Hineksa' aga'ga' (Chamorro red rice)

White rice is a staple in many parts of the world, indistinguishable from one place to the next. What gets people’s attention is when it is presented differently, as with pusô/ketupat, in which it is cooked in a pouch of woven palm fronds, or, in the case of hineksa’ aga’ga’, the traditional rice dish of the Chamorro of the Mariana Islands, colored with annatto, hence known as “red” rice.

You can very well see that my version is more orangey than red (and prefer it that way). I used a pod’s worth of annatto seeds, stirred and smushed in a bit of warm water. I also made another pot (the one in the background) using a teaspoon and a half of store-bought powdered annatto (Mama Sita brand), and the color was identical.

Hineksa' aga'ga' (Chamorro red rice)

To make, I used a claypot and the measuring cup that came with our rice cooker (henceforth “cup”). I filled the cup with four-fifths ordinary white rice and a fifth of glutinous rice (also white). The mixture was rinsed and drained until the water was no longer opaque (about three to four times), then topped with water and left to soak for half an hour. You can leave out soaking the rice, but that will entail using more water during cooking; my claypot could not accommodate that much liquid without most of it boiling out of the vessel, and so the extra step. You can use a rice cooker, but I find that rice cooks better in a claypot. How can I be so sure? From the quality of the dukót/tutong, that is, the crust that forms at the bottom, which my father likes so much.

To cook, I rendered the fat from five rashers of coarsely chopped bacon — not enough to crisp them up, but just so that I would not end up with oily rice. Most of the fat I poured out of the pot, leaving about a teaspoonful, then added minced red onion (medium bulb) and sautéed for half a minute. Next came the drained rice, also briefly sautéed with the bacon and onion before being topped with a cup of annatto-colored water seasoned with a pinch or two of salt, depending on the bacon. Finally, a teaspoon of liquid hickory smoke (optional).

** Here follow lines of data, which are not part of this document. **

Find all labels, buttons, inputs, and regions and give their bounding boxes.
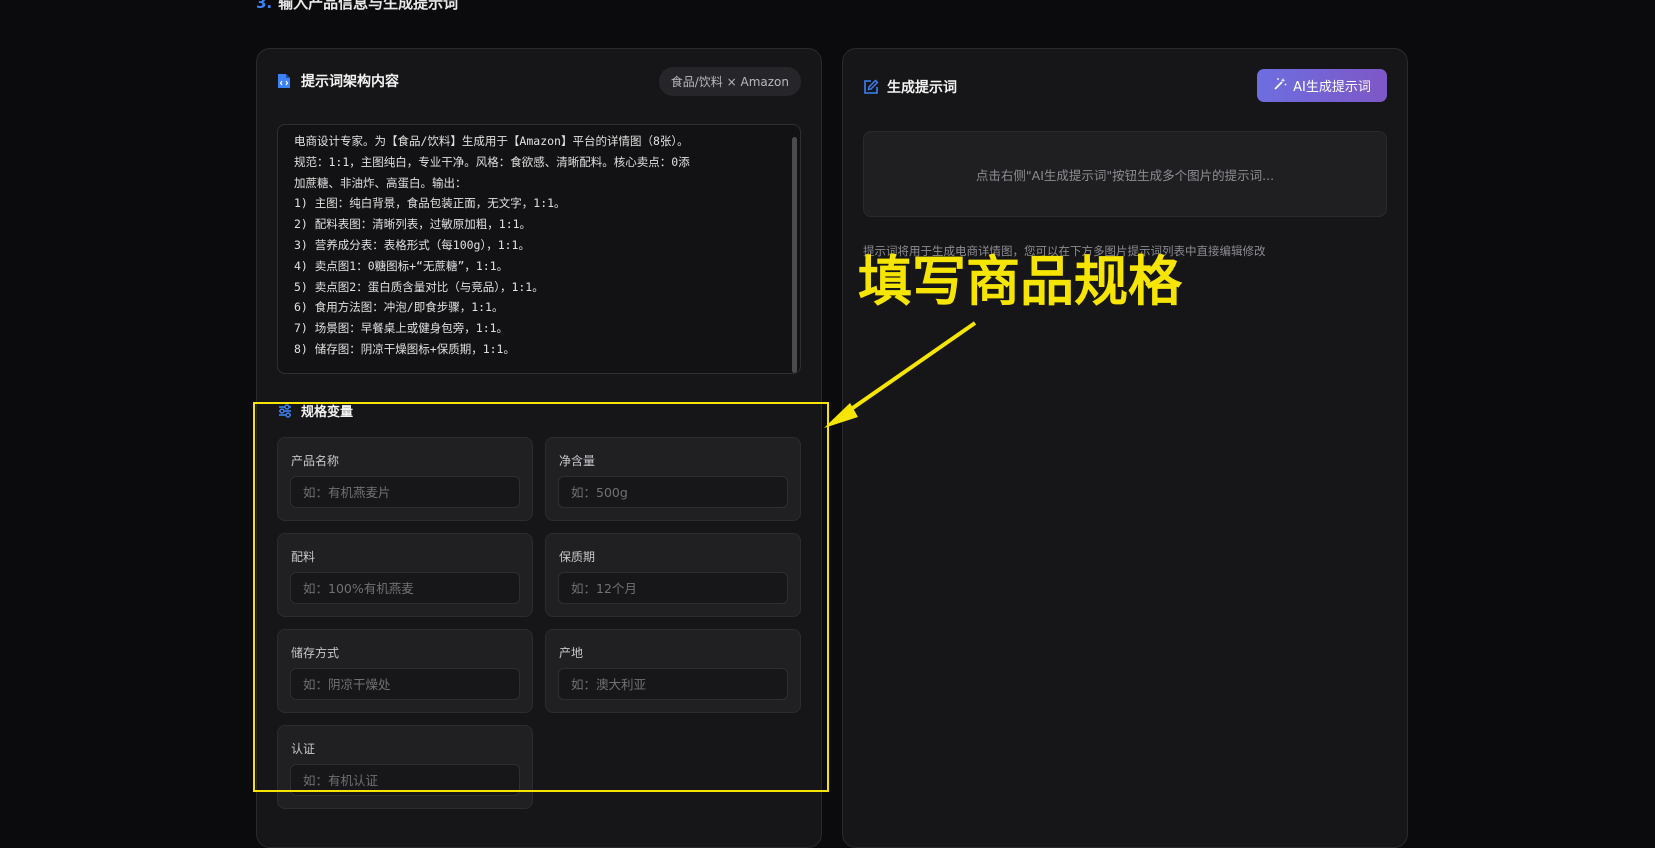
step-title-text: 输入产品信息与生成提示词 [278,0,459,12]
spec-variables-title: 规格变量 [301,405,354,420]
ai-generate-prompt-button[interactable]: AI生成提示词 [1257,69,1387,102]
field-certification: 认证 [277,725,533,809]
certification-input[interactable] [290,764,520,796]
textarea-scrollbar[interactable] [792,137,797,373]
field-storage: 储存方式 [277,629,533,713]
generate-prompt-panel: 生成提示词 AI生成提示词 点击右侧"AI生成提示词"按钮生成多个图片的提示词.… [842,48,1408,848]
field-origin: 产地 [545,629,801,713]
storage-input[interactable] [290,668,520,700]
prompt-structure-textarea[interactable]: 电商设计专家。为【食品/饮料】生成用于【Amazon】平台的详情图（8张）。 规… [277,124,801,374]
prompt-line: 5) 卖点图2：蛋白质含量对比（与竞品），1:1。 [294,279,544,294]
field-ingredients: 配料 [277,533,533,617]
prompt-line: 7) 场景图：早餐桌上或健身包旁，1:1。 [294,321,509,336]
field-label: 产品名称 [291,454,340,468]
edit-icon [863,79,879,95]
origin-input[interactable] [558,668,788,700]
net-weight-input[interactable] [558,476,788,508]
prompt-line: 2) 配料表图：清晰列表，过敏原加粗，1:1。 [294,217,532,232]
prompt-line: 4) 卖点图1：0糖图标+“无蔗糖”，1:1。 [294,258,509,273]
empty-state-text: 点击右侧"AI生成提示词"按钮生成多个图片的提示词... [975,167,1275,183]
field-net-weight: 净含量 [545,437,801,521]
shelf-life-input[interactable] [558,572,788,604]
prompt-line: 1) 主图：纯白背景，食品包装正面，无文字，1:1。 [294,196,566,211]
step-title: 3. 输入产品信息与生成提示词 [256,0,458,13]
file-code-icon [277,73,293,89]
step-number: 3. [256,0,273,12]
annotation-label: 填写商品规格 [858,250,1182,313]
ai-generate-button-label: AI生成提示词 [1293,80,1371,95]
prompt-line: 加蔗糖、非油炸、高蛋白。输出： [294,175,467,190]
field-product-name: 产品名称 [277,437,533,521]
prompt-structure-title: 提示词架构内容 [301,74,399,90]
field-label: 产地 [559,646,584,660]
spec-variables-header: 规格变量 [277,401,353,420]
magic-wand-icon [1273,77,1287,95]
field-label: 净含量 [559,454,596,468]
prompt-structure-header: 提示词架构内容 食品/饮料 × Amazon [277,66,801,96]
field-label: 配料 [291,550,316,564]
prompt-line: 6) 食用方法图：冲泡/即食步骤，1:1。 [294,300,504,315]
product-name-input[interactable] [290,476,520,508]
prompt-line: 规范：1:1，主图纯白，专业干净。风格：食欲感、清晰配料。核心卖点：0添 [294,154,690,169]
sliders-icon [277,403,293,419]
prompt-line: 3) 营养成分表：表格形式（每100g），1:1。 [294,237,530,252]
field-label: 保质期 [559,550,596,564]
field-label: 储存方式 [291,646,340,660]
field-label: 认证 [291,742,316,756]
generate-prompt-title: 生成提示词 [887,80,957,96]
generated-prompt-placeholder: 点击右侧"AI生成提示词"按钮生成多个图片的提示词... [863,131,1387,217]
ingredients-input[interactable] [290,572,520,604]
field-shelf-life: 保质期 [545,533,801,617]
prompt-line: 8) 储存图：阴凉干燥图标+保质期，1:1。 [294,341,515,356]
category-platform-tag: 食品/饮料 × Amazon [658,66,801,96]
prompt-structure-panel: 提示词架构内容 食品/饮料 × Amazon 电商设计专家。为【食品/饮料】生成… [256,48,822,848]
prompt-line: 电商设计专家。为【食品/饮料】生成用于【Amazon】平台的详情图（8张）。 [294,134,689,148]
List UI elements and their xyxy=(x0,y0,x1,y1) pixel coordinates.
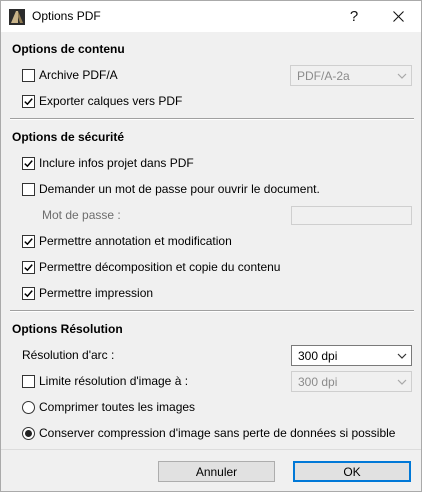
arc-resolution-value: 300 dpi xyxy=(298,348,338,363)
archive-pdfa-label: Archive PDF/A xyxy=(39,68,118,82)
checkmark-icon xyxy=(24,97,33,105)
pdf-options-dialog: Options PDF ? Options de contenu Archive… xyxy=(0,0,422,492)
radio-dot-icon xyxy=(25,429,32,437)
checkmark-icon xyxy=(24,159,33,167)
compress-all-images-label: Comprimer toutes les images xyxy=(39,400,196,414)
include-project-info-option[interactable]: Inclure infos projet dans PDF xyxy=(22,155,194,171)
checkmark-icon xyxy=(24,263,33,271)
chevron-down-icon xyxy=(397,353,407,359)
allow-decomposition-option[interactable]: Permettre décomposition et copie du cont… xyxy=(22,259,280,275)
allow-print-option[interactable]: Permettre impression xyxy=(22,285,153,301)
window-title: Options PDF xyxy=(32,9,101,23)
section-divider xyxy=(10,118,414,120)
keep-lossless-label: Conserver compression d'image sans perte… xyxy=(39,426,396,440)
archive-pdfa-checkbox[interactable] xyxy=(22,68,35,82)
pdfa-version-select[interactable]: PDF/A-2a xyxy=(290,65,412,86)
include-project-info-checkbox[interactable] xyxy=(22,156,35,170)
help-icon: ? xyxy=(349,8,359,25)
content-section-title: Options de contenu xyxy=(12,42,125,56)
export-layers-label: Exporter calques vers PDF xyxy=(39,94,183,108)
cancel-button[interactable]: Annuler xyxy=(158,461,275,482)
keep-lossless-option[interactable]: Conserver compression d'image sans perte… xyxy=(22,425,395,441)
checkmark-icon xyxy=(24,237,33,245)
keep-lossless-radio[interactable] xyxy=(22,426,35,440)
resolution-section-title: Options Résolution xyxy=(12,322,123,336)
archive-pdfa-option[interactable]: Archive PDF/A xyxy=(22,67,118,83)
image-resolution-select[interactable]: 300 dpi xyxy=(291,371,412,392)
section-divider xyxy=(10,310,414,312)
allow-print-checkbox[interactable] xyxy=(22,286,35,300)
chevron-down-icon xyxy=(397,379,407,385)
export-layers-option[interactable]: Exporter calques vers PDF xyxy=(22,93,182,109)
help-button[interactable]: ? xyxy=(331,1,377,32)
title-bar[interactable]: Options PDF ? xyxy=(1,1,421,32)
ask-password-option[interactable]: Demander un mot de passe pour ouvrir le … xyxy=(22,181,320,197)
ask-password-label: Demander un mot de passe pour ouvrir le … xyxy=(39,182,320,196)
allow-annotation-checkbox[interactable] xyxy=(22,234,35,248)
checkmark-icon xyxy=(24,289,33,297)
close-icon xyxy=(392,11,404,22)
export-layers-checkbox[interactable] xyxy=(22,94,35,108)
password-label: Mot de passe : xyxy=(42,208,121,222)
allow-annotation-option[interactable]: Permettre annotation et modification xyxy=(22,233,232,249)
archicad-icon xyxy=(9,9,25,25)
security-section-title: Options de sécurité xyxy=(12,130,125,144)
include-project-info-label: Inclure infos projet dans PDF xyxy=(39,156,194,170)
pdfa-version-value: PDF/A-2a xyxy=(297,68,350,83)
ok-button[interactable]: OK xyxy=(293,461,411,482)
allow-decomposition-checkbox[interactable] xyxy=(22,260,35,274)
password-field[interactable] xyxy=(291,206,412,225)
allow-annotation-label: Permettre annotation et modification xyxy=(39,234,232,248)
compress-all-images-radio[interactable] xyxy=(22,400,35,414)
limit-image-resolution-label: Limite résolution d'image à : xyxy=(39,374,189,388)
arc-resolution-label: Résolution d'arc : xyxy=(22,348,115,362)
limit-image-resolution-option[interactable]: Limite résolution d'image à : xyxy=(22,373,188,389)
dialog-footer: Annuler OK xyxy=(1,449,421,491)
close-button[interactable] xyxy=(375,1,421,32)
compress-all-images-option[interactable]: Comprimer toutes les images xyxy=(22,399,195,415)
image-resolution-value: 300 dpi xyxy=(298,374,338,389)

Lid on, the rice cooked for 15 minutes over low heat (you may have to lift the cover from time to time to prevent too much steam from building up and causing the water to flow over the sides of the pot). Then I poured in a teaspoon or two of water (to prevent the crust from drying out too much) and cooked for another 5 minutes.

According to Wikipedia, red rice is served by the Chamorro on red-letter days, but I learn from other sources that it has also made its way into the Mariana Islands’ fast-food scene: KFC serves it with its meals in its Guam franchise, the dish is that popular. Our pusô is much better. I’m biased, of course, but I hope the Colonel’s listening.